KSH Kelurahan Bulak Banteng Belajar Olah Jelantah Jadi Lilin Aromaterapi

SURABAYA (Realita) – Sebanyak 100 Kader Surabaya Hebat (KSH) mengikuti pelatihan pembuatan lilin aromaterapi dari minyak jelantah di Puskesmas Bulak Banteng, Senin (28/7).

Kegiatan ini merupakan bagian dari program Kuliah Kerja Nyata (KKN) mahasiswa Universitas Pembangunan Nasional (UPN) “Veteran” Jawa Timur, yang bertujuan mengedukasi masyarakat tentang pemanfaatan limbah rumah tangga menjadi produk bernilai ekonomis dan ramah lingkungan.

Salah satu mahasiswa anggota kelompok 35, Azzahra Maritza Putri mengatakan pemilihan minyak jelantah sebagai bahan untuk pembuatan lilin aromaterapi dikarenakan mudah didapat dan biasanya hanya akan dibuang dan akan mencemari lingkungan. Pelatihan pembuatan lilin aromaterapi ini diharapkan dapat mengurangi pencemarain lingkungan dan memberikan nilai ekonomis limbah mintak jelantah.

"Ini adalah salah satu upaya kami untuk memberikan solusi kreatif dalam mengelola limbah rumah tangga sekaligus meningkatkan keterampilan warga," jelasnya.
Dalam pelatihan tersebut, peserta diajarkan langkah-langkah praktis pembuatan lilin aromaterapi, mulai dari penyaringan minyak jelantah, hingga penambahan essential oil untuk menghasilkan aroma terapi yang menenangkan. Para kader KSH juga mendapat kesempatan untuk mempraktikkan langsung proses pembuatan dengan pendampingan dari mahasiswa KKN.
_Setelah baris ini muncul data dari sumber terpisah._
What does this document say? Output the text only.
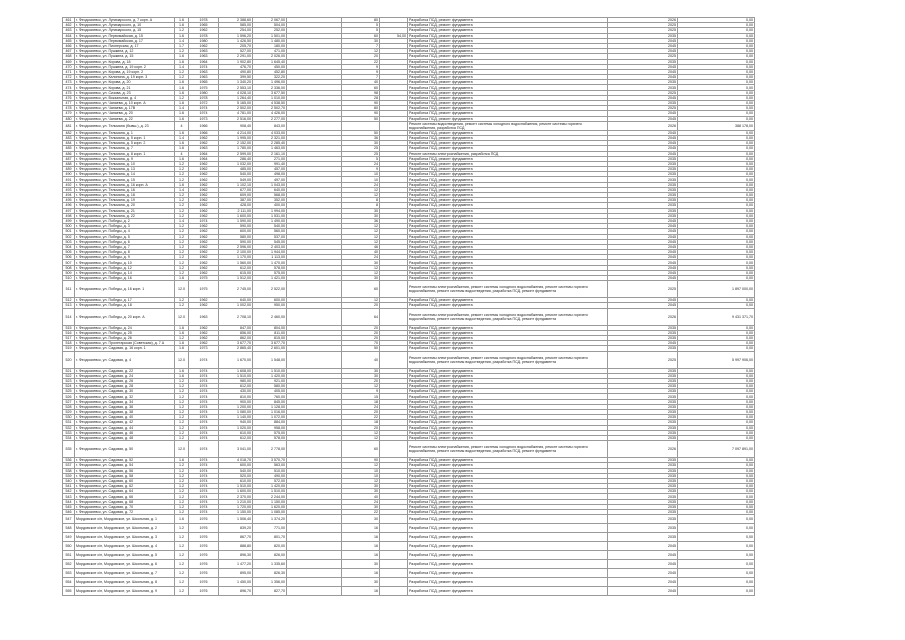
461	г. Феодосиевск, ул. Луначарского, д. 7 корп. А	1.6	1978	2 388,60	2 067,00		80		Разработка ПСД, ремонт фундамента	2026	0,00
462	г. Феодосиевск, ул. Луначарского, д. 10	1.6	1965	585,00	504,00		5		Разработка ПСД, ремонт фундамента	2025	0,00
463	г. Феодосиевск, ул. Луначарского, д. 15	1.2	1962	254,00	252,00		5		Разработка ПСД, ремонт фундамента	2025	0,00
464	г. Феодосиевск, ул. Первомайская, д. 15	1.6	1978	1 596,20	1 501,00		60	54,00	Разработка ПСД, ремонт фундамента	2035	0,00
465	г. Феодосиевск, ул. Первомайская, д. 17	1.4	1980	1 426,50	1 480,00		30		Разработка ПСД, ремонт фундамента	2045	0,00
466	г. Феодосиевск, ул. Пионерская, д. 17	1.7	1962	205,70	180,00		7		Разработка ПСД, ремонт фундамента	2045	0,00
467	г. Феодосиевск, ул. Пушкина, д. 12	1.2	1963	527,00	471,00		12		Разработка ПСД, ремонт фундамента	2045	0,00
468	г. Феодосиевск, ул. Пушкина, д. 15	1.6	1963	2 291,00	2 026,00		20		Разработка ПСД, ремонт фундамента	2025	0,00
469	г. Феодосиевск, ул. Кирова, д. 18	1.6	1964	1 902,80	1 645,40		22		Разработка ПСД, ремонт фундамента	2035	0,00
470	г. Феодосиевск, ул. Пушкина, д. 19 корп. 2	1.4	1974	476,70	450,00		9		Разработка ПСД, ремонт фундамента	2045	0,00
471	г. Феодосиевск, ул. Кирова, д. 19 корп. 2	1.2	1963	490,80	452,80		9		Разработка ПСД, ремонт фундамента	2045	0,00
472	г. Феодосиевск, ул. Калинина, д. 19 корп. 3	1.2	1963	399,50	322,20		7		Разработка ПСД, ремонт фундамента	2045	0,00
473	г. Феодосиевск, ул. Кирова, д. 20	1.6	1965	1 340,20	1 496,00		40		Разработка ПСД, ремонт фундамента	2035	0,00
474	г. Феодосиевск, ул. Кирова, д. 21	1.6	1975	2 553,10	2 336,00		60		Разработка ПСД, ремонт фундамента	2035	0,00
475	г. Феодосиевск, ул. Сизова, д. 23	1.6	1980	4 028,10	3 677,50		98		Разработка ПСД, ремонт фундамента	2025	0,00
476	г. Феодосиевск, ул. Вокзальная, д. 4	1.2	1978	1 264,40	1 010,00		28		Разработка ПСД, ремонт фундамента	2045	0,00
477	г. Феодосиевск, ул. Чапаева, д. 10 корп. А	1.6	1972	5 165,00	4 538,50		90		Разработка ПСД, ремонт фундамента	2035	0,00
478	г. Феодосиевск, ул. Чапаева, д. 17В	1.4	1974	2 502,00	2 502,70		80		Разработка ПСД, ремонт фундамента	2025	0,00
479	г. Феодосиевск, ул. Чапаева, д. 20	1.6	1974	4 781,00	4 426,00		90		Разработка ПСД, ремонт фундамента	2045	0,00
480	г. Феодосиевск, ул. Чапаева, д. 22	1.6	1973	2 516,00	2 277,00		50		Разработка ПСД, ремонт фундамента	2045	0,00
481	г. Феодосиевск, ул. Тельмана (бывш.), д. 23	4	1966	908,40	843,00				Ремонт системы водоотведения, ремонт системы холодного водоснабжения, ремонт системы горячего водоснабжения, разработка ПСД	2026	388 178,00
482	г. Феодосиевск, ул. Тельмана, д. 1	1.6	1966	4 214,00	4 033,00		50		Разработка ПСД, ремонт фундамента	2045	0,00
483	г. Феодосиевск, ул. Тельмана, д. 5 корп. 1	1.4	1962	1 995,00	2 321,00		36		Разработка ПСД, ремонт фундамента	2045	0,00
484	г. Феодосиевск, ул. Тельмана, д. 5 корп. 2	1.6	1962	2 152,00	2 285,40		30		Разработка ПСД, ремонт фундамента	2045	0,00
485	г. Феодосиевск, ул. Тельмана, д. 7	1.6	1963	1 780,00	1 463,00		25		Разработка ПСД, ремонт фундамента	2045	0,00
486	г. Феодосиевск, ул. Тельмана, д. 8 корп. 1	4	1964	2 599,00	2 161,10		25		Ремонт системы электроснабжения, разработка ПСД	2045	0,00
487	г. Феодосиевск, ул. Тельмана, д. 9	1.6	1964	286,40	271,00		5		Разработка ПСД, ремонт фундамента	2035	0,00
488	г. Феодосиевск, ул. Тельмана, д. 10	1.2	1962	1 032,00	991,40		24		Разработка ПСД, ремонт фундамента	2035	0,00
489	г. Феодосиевск, ул. Тельмана, д. 13	1.2	1962	485,00	457,00		9		Разработка ПСД, ремонт фундамента	2035	0,00
490	г. Феодосиевск, ул. Тельмана, д. 14	1.2	1962	540,00	498,00		10		Разработка ПСД, ремонт фундамента	2035	0,00
491	г. Феодосиевск, ул. Тельмана, д. 15	1.2	1962	549,00	497,00		10		Разработка ПСД, ремонт фундамента	2035	0,00
492	г. Феодосиевск, ул. Тельмана, д. 16 корп. А	1.6	1962	1 102,10	1 043,00		24		Разработка ПСД, ремонт фундамента	2035	0,00
493	г. Феодосиевск, ул. Тельмана, д. 16	1.4	1962	677,00	640,00		12		Разработка ПСД, ремонт фундамента	2035	0,00
494	г. Феодосиевск, ул. Тельмана, д. 18	1.2	1962	609,00	568,00		12		Разработка ПСД, ремонт фундамента	2035	0,00
495	г. Феодосиевск, ул. Тельмана, д. 19	1.2	1962	387,00	352,00		8		Разработка ПСД, ремонт фундамента	2035	0,00
496	г. Феодосиевск, ул. Тельмана, д. 20	1.2	1962	428,00	400,00		8		Разработка ПСД, ремонт фундамента	2035	0,00
497	г. Феодосиевск, ул. Тельмана, д. 21	1.2	1962	2 111,00	1 994,00		30		Разработка ПСД, ремонт фундамента	2035	0,00
498	г. Феодосиевск, ул. Тельмана, д. 22	1.2	1962	1 600,00	1 531,00		30		Разработка ПСД, ремонт фундамента	2035	0,00
499	г. Феодосиевск, ул. Победы, д. 2	1.4	1974	1 590,00	1 490,00		36		Разработка ПСД, ремонт фундамента	2045	0,00
500	г. Феодосиевск, ул. Победы, д. 3	1.2	1962	590,00	540,00		12		Разработка ПСД, ремонт фундамента	2045	0,00
501	г. Феодосиевск, ул. Победы, д. 4	1.2	1962	600,00	560,00		12		Разработка ПСД, ремонт фундамента	2045	0,00
502	г. Феодосиевск, ул. Победы, д. 5	1.2	1962	580,00	537,00		12		Разработка ПСД, ремонт фундамента	2045	0,00
503	г. Феодосиевск, ул. Победы, д. 6	1.2	1962	590,00	545,00		12		Разработка ПСД, ремонт фундамента	2045	0,00
504	г. Феодосиевск, ул. Победы, д. 7	1.2	1962	2 596,00	2 403,00		46		Разработка ПСД, ремонт фундамента	2045	0,00
505	г. Феодосиевск, ул. Победы, д. 8	1.2	1962	2 100,00	1 944,00		40		Разработка ПСД, ремонт фундамента	2045	0,00
506	г. Феодосиевск, ул. Победы, д. 9	1.2	1962	1 170,00	1 113,00		24		Разработка ПСД, ремонт фундамента	2045	0,00
507	г. Феодосиевск, ул. Победы, д. 10	1.2	1962	1 560,00	1 470,00		30		Разработка ПСД, ремонт фундамента	2045	0,00
508	г. Феодосиевск, ул. Победы, д. 12	1.2	1962	612,00	578,00		12		Разработка ПСД, ремонт фундамента	2045	0,00
509	г. Феодосиевск, ул. Победы, д. 14	1.2	1962	615,00	575,00		12		Разработка ПСД, ремонт фундамента	2045	0,00
510	г. Феодосиевск, ул. Победы, д. 16	1.6	1975	1 512,00	1 421,00		30		Разработка ПСД, ремонт фундамента	2045	0,00
511	г. Феодосиевск, ул. Победы, д. 16 корп. 1	12.0	1975	2 745,00	2 522,00		60		Ремонт системы электроснабжения, ремонт системы холодного водоснабжения, ремонт системы горячего водоснабжения, ремонт системы водоотведения, разработка ПСД, ремонт фундамента	2025	1 897 000,00
512	г. Феодосиевск, ул. Победы, д. 17	1.2	1962	640,00	600,00		12		Разработка ПСД, ремонт фундамента	2045	0,00
513	г. Феодосиевск, ул. Победы, д. 18	1.2	1962	1 002,00	950,00		20		Разработка ПСД, ремонт фундамента	2045	0,00
514	г. Феодосиевск, ул. Победы, д. 20 корп. А	12.0	1963	2 708,10	2 460,00		64		Ремонт системы электроснабжения, ремонт системы холодного водоснабжения, ремонт системы горячего водоснабжения, ремонт системы водоотведения, разработка ПСД, ремонт фундамента	2026	9 431 371,70
515	г. Феодосиевск, ул. Победы, д. 24	1.6	1962	847,00	804,00		20		Разработка ПСД, ремонт фундамента	2035	0,00
516	г. Феодосиевск, ул. Победы, д. 25	1.6	1962	856,00	811,00		20		Разработка ПСД, ремонт фундамента	2035	0,00
517	г. Феодосиевск, ул. Победы, д. 26	1.2	1962	862,00	815,00		20		Разработка ПСД, ремонт фундамента	2035	0,00
518	г. Феодосиевск, ул. Пролетарская (Советская), д. 7 А	1.6	1962	3 677,70	3 677,70		70		Разработка ПСД, ремонт фундамента	2045	0,00
519	г. Феодосиевск, ул. Садовая, д. 16 корп. 1	1.6	1973	2 865,40	2 601,00		50		Разработка ПСД, ремонт фундамента	2035	0,00
520	г. Феодосиевск, ул. Садовая, д. 4	12.0	1974	1 670,00	1 548,00		40		Ремонт системы электроснабжения, ремонт системы холодного водоснабжения, ремонт системы горячего водоснабжения, ремонт системы водоотведения, разработка ПСД, ремонт фундамента	2025	5 997 906,00
521	г. Феодосиевск, ул. Садовая, д. 22	1.6	1974	1 608,00	1 510,00		30		Разработка ПСД, ремонт фундамента	2035	0,00
522	г. Феодосиевск, ул. Садовая, д. 24	1.6	1974	1 510,00	1 420,00		30		Разработка ПСД, ремонт фундамента	2035	0,00
523	г. Феодосиевск, ул. Садовая, д. 26	1.2	1974	980,00	921,00		20		Разработка ПСД, ремонт фундамента	2035	0,00
524	г. Феодосиевск, ул. Садовая, д. 28	1.2	1974	612,00	580,00		12		Разработка ПСД, ремонт фундамента	2035	0,00
525	г. Феодосиевск, ул. Садовая, д. 30	1.2	1974	430,00	405,00		9		Разработка ПСД, ремонт фундамента	2035	0,00
526	г. Феодосиевск, ул. Садовая, д. 32	1.2	1974	810,00	760,00		15		Разработка ПСД, ремонт фундамента	2035	0,00
527	г. Феодосиевск, ул. Садовая, д. 34	1.2	1974	900,00	845,00		18		Разработка ПСД, ремонт фундамента	2035	0,00
528	г. Феодосиевск, ул. Садовая, д. 36	1.2	1974	1 200,00	1 128,00		24		Разработка ПСД, ремонт фундамента	2035	0,00
529	г. Феодосиевск, ул. Садовая, д. 38	1.2	1974	1 080,00	1 016,00		20		Разработка ПСД, ремонт фундамента	2035	0,00
530	г. Феодосиевск, ул. Садовая, д. 40	1.2	1974	1 140,00	1 072,00		22		Разработка ПСД, ремонт фундамента	2035	0,00
531	г. Феодосиевск, ул. Садовая, д. 42	1.2	1974	940,00	884,00		18		Разработка ПСД, ремонт фундамента	2035	0,00
532	г. Феодосиевск, ул. Садовая, д. 44	1.2	1974	1 020,00	958,00		20		Разработка ПСД, ремонт фундамента	2035	0,00
533	г. Феодосиевск, ул. Садовая, д. 46	1.2	1974	610,00	575,00		12		Разработка ПСД, ремонт фундамента	2035	0,00
534	г. Феодосиевск, ул. Садовая, д. 48	1.2	1974	612,00	578,00		12		Разработка ПСД, ремонт фундамента	2035	0,00
535	г. Феодосиевск, ул. Садовая, д. 50	12.0	1974	3 041,00	2 778,00		60		Ремонт системы электроснабжения, ремонт системы холодного водоснабжения, ремонт системы горячего водоснабжения, ремонт системы водоотведения, разработка ПСД, ремонт фундамента	2026	7 097 891,00
536	г. Феодосиевск, ул. Садовая, д. 52	1.6	1974	4 018,70	3 570,70		90		Разработка ПСД, ремонт фундамента	2035	0,00
537	г. Феодосиевск, ул. Садовая, д. 54	1.2	1974	600,00	563,00		12		Разработка ПСД, ремонт фундамента	2035	0,00
538	г. Феодосиевск, ул. Садовая, д. 56	1.2	1974	540,00	510,00		10		Разработка ПСД, ремонт фундамента	2035	0,00
539	г. Феодосиевск, ул. Садовая, д. 58	1.2	1974	520,00	490,00		10		Разработка ПСД, ремонт фундамента	2035	0,00
540	г. Феодосиевск, ул. Садовая, д. 60	1.2	1974	610,00	572,00		12		Разработка ПСД, ремонт фундамента	2035	0,00
541	г. Феодосиевск, ул. Садовая, д. 62	1.2	1974	1 510,00	1 420,00		30		Разработка ПСД, ремонт фундамента	2035	0,00
542	г. Феодосиевск, ул. Садовая, д. 64	1.2	1974	1 600,00	1 510,00		30		Разработка ПСД, ремонт фундамента	2035	0,00
543	г. Феодосиевск, ул. Садовая, д. 66	1.2	1974	2 370,00	2 244,00		40		Разработка ПСД, ремонт фундамента	2035	0,00
544	г. Феодосиевск, ул. Садовая, д. 68	1.2	1974	1 210,00	1 150,00		24		Разработка ПСД, ремонт фундамента	2035	0,00
545	г. Феодосиевск, ул. Садовая, д. 70	1.2	1974	1 720,00	1 620,00		30		Разработка ПСД, ремонт фундамента	2035	0,00
546	г. Феодосиевск, ул. Садовая, д. 72	1.2	1974	1 150,00	1 085,00		22		Разработка ПСД, ремонт фундамента	2035	0,00
547	Мордовское с/п, Мордовское, ул. Школьная, д. 1	1.6	1976	1 506,40	1 374,20		30		Разработка ПСД, ремонт фундамента	2035	0,00
548	Мордовское с/п, Мордовское, ул. Школьная, д. 2	1.2	1976	839,20	771,00		16		Разработка ПСД, ремонт фундамента	2035	0,00
549	Мордовское с/п, Мордовское, ул. Школьная, д. 3	1.2	1976	867,70	801,70		16		Разработка ПСД, ремонт фундамента	2035	0,00
550	Мордовское с/п, Мордовское, ул. Школьная, д. 4	1.2	1976	888,80	820,00		16		Разработка ПСД, ремонт фундамента	2045	0,00
551	Мордовское с/п, Мордовское, ул. Школьная, д. 5	1.2	1976	896,30	826,00		16		Разработка ПСД, ремонт фундамента	2045	0,00
552	Мордовское с/п, Мордовское, ул. Школьная, д. 6	1.2	1976	1 477,20	1 335,60		30		Разработка ПСД, ремонт фундамента	2045	0,00
553	Мордовское с/п, Мордовское, ул. Школьная, д. 7	1.2	1976	895,00	826,30		16		Разработка ПСД, ремонт фундамента	2045	0,00
554	Мордовское с/п, Мордовское, ул. Школьная, д. 8	1.2	1976	1 450,00	1 356,00		30		Разработка ПСД, ремонт фундамента	2045	0,00
555	Мордовское с/п, Мордовское, ул. Школьная, д. 9	1.2	1976	896,70	827,70		16		Разработка ПСД, ремонт фундамента	2045	0,00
Peserta pelatihan terlihat sangat antusias. Dengan seksama mereka mengikuti setiap tahapan pembuatan lilin aromaterapi. Bahkan tak sedikit dari mereka yang mengajukan pertanyaan dan merekam dengan ponsel.

“Saya baru tahu kalo minyak jelantah bisa dibuat lilin aromaterapi. Biasnya saya buang di got (saluran air). Setelah pelatihan ini nanti akan saya praktekkan dirumah. Nanti kalau berhasil bisa jadi tambahan uang belanja,” ujar salah satu peserta dari RW 3 Kelurahan Bulak Banteng.

Selaras dengan program Pemerintah Kora Surabaya dalam pengelolaan limbah berkelanjutan, mahasiswa KKN berharap dapat melakukan pendampingan lanjutan agar produk ini dapat dipasarkan secara lebih luas.

Dengan harapan inisiatif ini tidak hanya mengurangi limbah minyak jelantah, tetapi juga memberdayakan ekonomi masyarakat.kkn

Editor : Redaksi

Berita Terbaru

Pemkab Sidoarjo Khitan Gratis 165 Anak

SIDOARJO (Realita) - Hari Jadi Kabupaten Sidoarjo/Harjasda ke 167 tahun 2026 diperingati dengan berbagai kegiatan sosial. Salah satunya kegiatan Khitan Massal …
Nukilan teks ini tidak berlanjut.